7. The training method according to any one of claims 1-5, characterized in that, During the training of the transfer model P1 on the NPU using the object detection training set, image sample data from the host memory to the NPU device memory is transferred in a non-blocking data delivery manner during the model training phase.

8. The training method according to any one of claims 1-5, characterized in that, The moving target detection model also includes: gradient scaler.

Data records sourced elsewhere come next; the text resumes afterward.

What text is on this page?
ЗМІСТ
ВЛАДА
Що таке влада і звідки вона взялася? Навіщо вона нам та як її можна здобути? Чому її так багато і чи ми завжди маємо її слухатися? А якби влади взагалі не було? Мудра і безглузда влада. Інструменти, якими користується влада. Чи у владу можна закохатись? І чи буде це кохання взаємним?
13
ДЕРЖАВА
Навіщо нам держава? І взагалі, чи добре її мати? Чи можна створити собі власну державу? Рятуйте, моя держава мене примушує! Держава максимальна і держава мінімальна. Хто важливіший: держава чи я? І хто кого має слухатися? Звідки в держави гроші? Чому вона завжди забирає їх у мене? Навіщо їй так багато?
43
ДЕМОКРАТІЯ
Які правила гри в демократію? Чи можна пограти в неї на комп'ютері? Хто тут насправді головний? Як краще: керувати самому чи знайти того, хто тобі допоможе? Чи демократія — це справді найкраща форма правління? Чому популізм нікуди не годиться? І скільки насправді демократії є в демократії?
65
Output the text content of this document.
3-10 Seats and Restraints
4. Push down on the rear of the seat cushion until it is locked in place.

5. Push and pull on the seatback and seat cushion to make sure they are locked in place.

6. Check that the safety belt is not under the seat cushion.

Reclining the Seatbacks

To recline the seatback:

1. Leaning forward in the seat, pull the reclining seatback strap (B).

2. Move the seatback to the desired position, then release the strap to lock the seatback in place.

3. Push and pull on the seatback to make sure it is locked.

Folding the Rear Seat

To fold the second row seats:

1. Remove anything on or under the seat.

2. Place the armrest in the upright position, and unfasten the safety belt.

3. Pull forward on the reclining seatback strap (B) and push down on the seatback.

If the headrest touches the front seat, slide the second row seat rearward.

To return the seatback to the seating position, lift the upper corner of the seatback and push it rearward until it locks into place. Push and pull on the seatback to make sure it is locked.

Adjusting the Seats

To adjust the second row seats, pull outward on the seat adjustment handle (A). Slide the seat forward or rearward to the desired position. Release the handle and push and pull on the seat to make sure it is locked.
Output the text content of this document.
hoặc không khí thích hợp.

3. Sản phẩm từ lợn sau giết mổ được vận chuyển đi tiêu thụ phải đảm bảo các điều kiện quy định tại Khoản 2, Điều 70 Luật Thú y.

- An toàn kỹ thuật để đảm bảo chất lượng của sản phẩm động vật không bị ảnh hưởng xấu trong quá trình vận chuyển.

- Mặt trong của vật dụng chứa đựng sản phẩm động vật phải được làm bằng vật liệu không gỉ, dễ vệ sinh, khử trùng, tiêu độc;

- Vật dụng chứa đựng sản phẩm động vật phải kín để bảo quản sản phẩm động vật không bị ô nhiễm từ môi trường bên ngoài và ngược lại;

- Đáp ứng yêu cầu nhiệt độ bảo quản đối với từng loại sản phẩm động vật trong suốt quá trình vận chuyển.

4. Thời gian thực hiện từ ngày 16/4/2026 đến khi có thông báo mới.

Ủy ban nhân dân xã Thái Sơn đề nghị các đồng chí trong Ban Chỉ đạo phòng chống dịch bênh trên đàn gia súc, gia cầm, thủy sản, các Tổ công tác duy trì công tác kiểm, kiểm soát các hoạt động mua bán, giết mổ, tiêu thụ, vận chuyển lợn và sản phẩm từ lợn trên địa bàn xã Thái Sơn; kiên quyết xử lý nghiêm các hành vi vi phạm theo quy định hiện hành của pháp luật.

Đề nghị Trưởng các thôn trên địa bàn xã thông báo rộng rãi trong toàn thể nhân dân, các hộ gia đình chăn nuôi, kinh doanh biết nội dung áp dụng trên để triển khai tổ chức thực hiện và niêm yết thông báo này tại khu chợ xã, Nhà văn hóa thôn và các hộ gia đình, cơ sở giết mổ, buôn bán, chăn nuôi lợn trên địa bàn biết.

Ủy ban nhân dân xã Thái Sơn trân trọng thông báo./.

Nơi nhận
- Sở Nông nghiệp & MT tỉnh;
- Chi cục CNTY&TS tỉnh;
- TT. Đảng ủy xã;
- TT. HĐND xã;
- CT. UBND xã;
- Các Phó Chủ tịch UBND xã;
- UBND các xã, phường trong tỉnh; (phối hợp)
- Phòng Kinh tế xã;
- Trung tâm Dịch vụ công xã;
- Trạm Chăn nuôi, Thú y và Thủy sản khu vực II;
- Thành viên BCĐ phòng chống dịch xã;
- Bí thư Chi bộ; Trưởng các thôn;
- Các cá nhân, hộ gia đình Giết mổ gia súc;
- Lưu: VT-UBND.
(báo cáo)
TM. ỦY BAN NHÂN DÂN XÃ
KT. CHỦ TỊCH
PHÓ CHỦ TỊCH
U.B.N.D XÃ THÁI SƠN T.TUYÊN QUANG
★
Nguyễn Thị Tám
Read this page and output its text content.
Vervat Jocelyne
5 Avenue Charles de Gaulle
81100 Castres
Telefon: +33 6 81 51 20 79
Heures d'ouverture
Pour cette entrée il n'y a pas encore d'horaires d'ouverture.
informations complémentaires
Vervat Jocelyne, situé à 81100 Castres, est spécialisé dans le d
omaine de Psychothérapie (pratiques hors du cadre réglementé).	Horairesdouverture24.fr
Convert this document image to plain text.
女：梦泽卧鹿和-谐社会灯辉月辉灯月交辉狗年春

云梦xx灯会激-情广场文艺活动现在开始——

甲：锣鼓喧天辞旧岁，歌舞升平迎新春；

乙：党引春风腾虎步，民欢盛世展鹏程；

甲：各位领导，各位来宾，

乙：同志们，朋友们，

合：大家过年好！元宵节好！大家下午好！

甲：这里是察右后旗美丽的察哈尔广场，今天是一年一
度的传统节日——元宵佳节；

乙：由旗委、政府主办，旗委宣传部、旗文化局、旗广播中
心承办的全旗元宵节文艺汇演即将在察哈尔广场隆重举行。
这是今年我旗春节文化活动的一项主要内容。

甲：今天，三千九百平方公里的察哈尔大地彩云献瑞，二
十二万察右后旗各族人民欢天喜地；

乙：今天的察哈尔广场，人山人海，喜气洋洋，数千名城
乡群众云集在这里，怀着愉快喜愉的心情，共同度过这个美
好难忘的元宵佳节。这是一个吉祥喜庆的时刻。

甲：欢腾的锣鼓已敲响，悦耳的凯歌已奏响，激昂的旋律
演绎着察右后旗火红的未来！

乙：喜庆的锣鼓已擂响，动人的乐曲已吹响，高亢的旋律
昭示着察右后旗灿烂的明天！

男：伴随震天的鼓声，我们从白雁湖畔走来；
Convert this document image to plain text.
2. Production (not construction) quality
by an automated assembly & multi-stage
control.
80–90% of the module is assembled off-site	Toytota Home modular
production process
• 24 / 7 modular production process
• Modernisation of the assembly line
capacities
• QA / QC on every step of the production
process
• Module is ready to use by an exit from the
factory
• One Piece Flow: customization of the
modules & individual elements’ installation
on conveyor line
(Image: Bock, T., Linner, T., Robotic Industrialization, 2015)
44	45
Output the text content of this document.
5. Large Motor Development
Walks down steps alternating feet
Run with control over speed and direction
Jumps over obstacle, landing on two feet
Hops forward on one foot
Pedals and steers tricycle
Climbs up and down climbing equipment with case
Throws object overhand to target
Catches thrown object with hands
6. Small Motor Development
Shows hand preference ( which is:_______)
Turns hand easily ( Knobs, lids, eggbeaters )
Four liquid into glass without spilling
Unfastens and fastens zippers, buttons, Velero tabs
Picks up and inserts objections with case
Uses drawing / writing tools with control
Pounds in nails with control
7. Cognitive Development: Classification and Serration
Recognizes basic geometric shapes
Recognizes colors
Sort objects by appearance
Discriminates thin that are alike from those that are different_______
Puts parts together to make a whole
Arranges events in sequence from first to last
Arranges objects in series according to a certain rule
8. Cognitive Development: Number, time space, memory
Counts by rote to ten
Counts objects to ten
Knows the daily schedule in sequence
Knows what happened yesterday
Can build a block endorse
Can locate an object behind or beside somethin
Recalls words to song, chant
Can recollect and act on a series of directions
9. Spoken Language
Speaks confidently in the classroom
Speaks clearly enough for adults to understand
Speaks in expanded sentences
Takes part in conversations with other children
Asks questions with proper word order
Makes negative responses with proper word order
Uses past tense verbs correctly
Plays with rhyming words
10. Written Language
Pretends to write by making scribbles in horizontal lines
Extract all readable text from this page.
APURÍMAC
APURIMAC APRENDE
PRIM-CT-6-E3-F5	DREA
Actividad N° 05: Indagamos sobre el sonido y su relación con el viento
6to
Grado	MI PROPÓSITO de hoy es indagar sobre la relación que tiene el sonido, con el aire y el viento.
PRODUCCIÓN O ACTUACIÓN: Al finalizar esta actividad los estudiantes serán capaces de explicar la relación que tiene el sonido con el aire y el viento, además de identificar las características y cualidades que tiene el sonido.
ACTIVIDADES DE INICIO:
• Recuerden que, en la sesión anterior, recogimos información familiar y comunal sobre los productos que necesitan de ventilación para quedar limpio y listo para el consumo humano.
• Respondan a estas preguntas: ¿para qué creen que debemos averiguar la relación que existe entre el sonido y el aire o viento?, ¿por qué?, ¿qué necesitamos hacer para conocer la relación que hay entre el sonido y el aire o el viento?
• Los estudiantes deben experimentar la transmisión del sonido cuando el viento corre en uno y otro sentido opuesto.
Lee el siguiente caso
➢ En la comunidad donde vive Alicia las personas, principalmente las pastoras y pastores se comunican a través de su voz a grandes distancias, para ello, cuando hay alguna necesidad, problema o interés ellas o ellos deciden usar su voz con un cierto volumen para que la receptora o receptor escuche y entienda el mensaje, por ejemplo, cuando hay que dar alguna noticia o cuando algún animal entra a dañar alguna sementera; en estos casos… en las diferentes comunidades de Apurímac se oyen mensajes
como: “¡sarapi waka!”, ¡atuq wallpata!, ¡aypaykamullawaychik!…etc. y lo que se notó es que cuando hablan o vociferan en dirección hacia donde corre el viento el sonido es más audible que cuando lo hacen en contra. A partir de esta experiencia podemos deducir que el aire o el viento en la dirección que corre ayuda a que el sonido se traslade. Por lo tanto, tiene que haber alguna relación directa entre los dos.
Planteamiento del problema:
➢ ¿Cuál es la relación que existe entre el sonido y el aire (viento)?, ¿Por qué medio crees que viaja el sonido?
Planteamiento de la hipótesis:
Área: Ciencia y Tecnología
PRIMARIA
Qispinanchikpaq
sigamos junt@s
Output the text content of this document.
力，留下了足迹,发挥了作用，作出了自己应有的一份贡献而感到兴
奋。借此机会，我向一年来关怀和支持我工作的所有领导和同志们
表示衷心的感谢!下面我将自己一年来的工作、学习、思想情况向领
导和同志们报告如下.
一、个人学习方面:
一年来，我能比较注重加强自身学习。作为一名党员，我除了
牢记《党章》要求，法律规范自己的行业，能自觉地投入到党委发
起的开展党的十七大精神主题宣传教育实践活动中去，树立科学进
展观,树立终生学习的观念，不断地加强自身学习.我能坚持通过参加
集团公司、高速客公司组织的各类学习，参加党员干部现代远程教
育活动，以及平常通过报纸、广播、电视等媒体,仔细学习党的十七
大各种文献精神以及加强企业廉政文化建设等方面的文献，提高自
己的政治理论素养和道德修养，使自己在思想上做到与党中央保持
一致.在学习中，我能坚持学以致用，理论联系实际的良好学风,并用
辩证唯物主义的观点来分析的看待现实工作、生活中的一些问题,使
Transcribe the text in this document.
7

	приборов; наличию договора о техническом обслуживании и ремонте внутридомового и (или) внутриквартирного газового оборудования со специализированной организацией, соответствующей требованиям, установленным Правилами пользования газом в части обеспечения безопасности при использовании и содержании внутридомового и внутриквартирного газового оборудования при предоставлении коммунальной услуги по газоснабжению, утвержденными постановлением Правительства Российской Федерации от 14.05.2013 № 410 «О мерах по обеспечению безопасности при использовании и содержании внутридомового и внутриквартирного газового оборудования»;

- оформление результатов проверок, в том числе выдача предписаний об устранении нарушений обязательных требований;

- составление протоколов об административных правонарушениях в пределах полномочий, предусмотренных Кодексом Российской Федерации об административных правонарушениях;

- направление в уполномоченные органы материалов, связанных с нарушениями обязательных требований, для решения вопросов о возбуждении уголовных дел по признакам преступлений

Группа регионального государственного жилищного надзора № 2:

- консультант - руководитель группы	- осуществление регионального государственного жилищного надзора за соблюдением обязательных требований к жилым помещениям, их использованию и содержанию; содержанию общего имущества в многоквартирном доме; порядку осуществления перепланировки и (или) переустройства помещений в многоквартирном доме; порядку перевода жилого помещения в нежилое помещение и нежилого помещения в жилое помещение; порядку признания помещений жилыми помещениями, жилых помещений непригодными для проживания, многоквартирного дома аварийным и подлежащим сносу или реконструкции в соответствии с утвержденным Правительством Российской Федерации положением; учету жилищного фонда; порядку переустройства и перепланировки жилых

9. The training method according to any one of claims 1-5, characterized in that, The target detection training set is a set of labeled PCB image training samples; the labels include: whether there are defects, and the location information of the defects; The method for obtaining the PCB image training sample set includes: Obtain the original PCB image set; the original PCB image set includes only images of defective PCBs; Each PCB image in the original PCB image set is cut according to a preset overlap ratio to obtain the first image set; Select multiple defective PCB images and multiple flawless PCB images from the first image set, making their ratio a preset ratio, and mark the areas where the defects are located in the defective PCB images to obtain the second image set; Perform one or more of the following operations on the defective PCB images in the second image set: scaling, stretching, rotation, color transformation, brightness and contrast enhancement, and adding Gaussian noise.

10. A target detection method based on NPU, characterized in that, include: The image to be classified is input into a pre-trained transfer target detection model on the NPU for classification. The transferred target detection model is a model developed on the GPU platform and then transferred to the NPU; the pre-trained transferred target detection model is obtained by pre-training using the training method described in any one of claims 1-9.